Personal information
- Born: 26 March 1925 Pustelnikai, Lithuania
- Died: 23 December 2003 (aged 78) Kaunas, Lithuania
- Nationality: Lithuanian
- Listed height: 6 ft 2 in (1.88 m)
- Position: Center

Career history
- 1945–1946: Kaunas Dinamas
- 1947–1949: LVKKI
- 1951–1954: Žalgiris

Career highlights
- 5× Lithuanian champion (1947–1950, 1954); 2× USSR champion (1947, 1951); Winner of Lithuanian Cup (1951);

= Vincas Sercevičius =

Lithuanian basketball player and coach

Vincas Sercevičius (26 March 1925 – 23 December 2003) was a Lithuanian basketball player and coach. Together with Stepas Butautas, Vytautas Kulakauskas, Justinas Lagunavičius and Kazys Petkevičius, he was considered as one of the finest Lithuanian basketball players during the first post-war decades. Sercevičius played for the center position and had the outstanding ability to shoot the hook shots with both hands, which earned him the nickname of "The Second Lubinas". However, his international career was impeded by his anti-Soviet political record.

==Biography==
According to Antanas Kuzdys, Sercevičius was arrested because he refused to purposefully lose a basketball match to a team from Moscow in 1945. He was arrested and sent to mines in Vorkuta by the Soviets.
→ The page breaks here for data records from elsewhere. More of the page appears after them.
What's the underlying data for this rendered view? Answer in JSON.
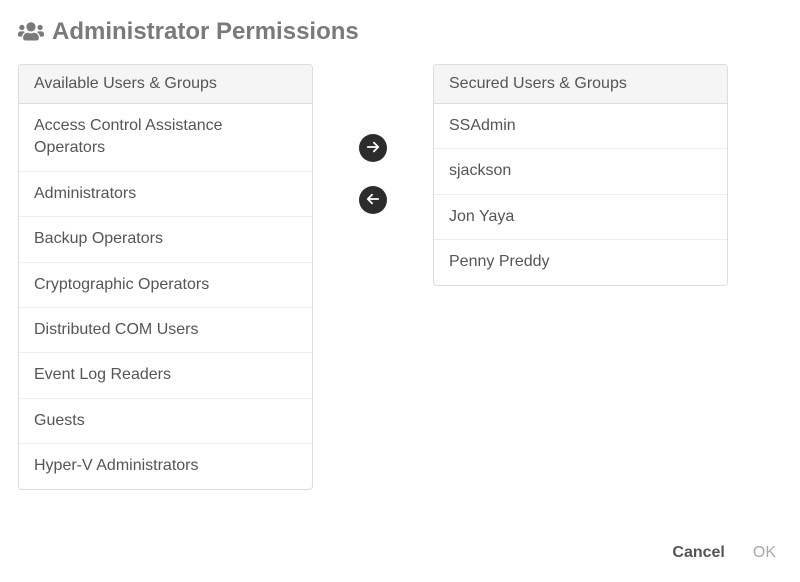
{
  "header": {
    "title": "Administrator Permissions",
    "icon": "users-icon"
  },
  "available_panel": {
    "heading": "Available Users & Groups",
    "items": [
      "Access Control Assistance Operators",
      "Administrators",
      "Backup Operators",
      "Cryptographic Operators",
      "Distributed COM Users",
      "Event Log Readers",
      "Guests",
      "Hyper-V Administrators"
    ]
  },
  "secured_panel": {
    "heading": "Secured Users & Groups",
    "items": [
      "SSAdmin",
      "sjackson",
      "Jon Yaya",
      "Penny Preddy"
    ]
  },
  "arrows": {
    "right": "arrow-right-icon",
    "left": "arrow-left-icon"
  },
  "footer": {
    "cancel": "Cancel",
    "ok": "OK"
  }
}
Following his return to Lithuania, he was a candidate to the Soviet Union national basketball team for four straight years, including the team sent to EuroBasket 1947 where it won gold. His place was taken by another Lithuanian, Justinas Lagunavičius. He was not selected because was not allowed to leave the Soviet Bloc due to his arrest.

As a student at Lithuanian National Institute of Physical Education (LVKKI), Sercevičius played for the institute's team. He was also a member of the Lithuania SSR men's national basketball team (1945–51), playing 11 matches and scoring 73 points. Upon graduation in 1951, he joined the legendary Lithuanian club Žalgiris. He coached Žalgiris in 1951 and 1953–55. During his career, Sercevičius won five Lithuanian and two Soviet championships.

After retirement from active sport, he continued to teach at the Lithuanian National Institute of Physical Education until his retirement in 1984.

In 1990s, during one of his interviews, he described his career by telling: "My sporting period was beside Stalin and Brezhnev and we cannot consider that it went as it could went. <…> Being young we had in mind that we represent Kaunas, the republic in the Soviet Union, we fought for our nation, ideas, we acquainted the people that there is such Pabaltijis, such cities. <…> There was a stimulus that we fight for Lithuania and there were games when we reached victories during the crucial moments, however the satisfaction wasn’t complete because we competed for the Lithuanian SSR. <…> Personally, I haven't played till 1940. I was way too young and now I'm already too old".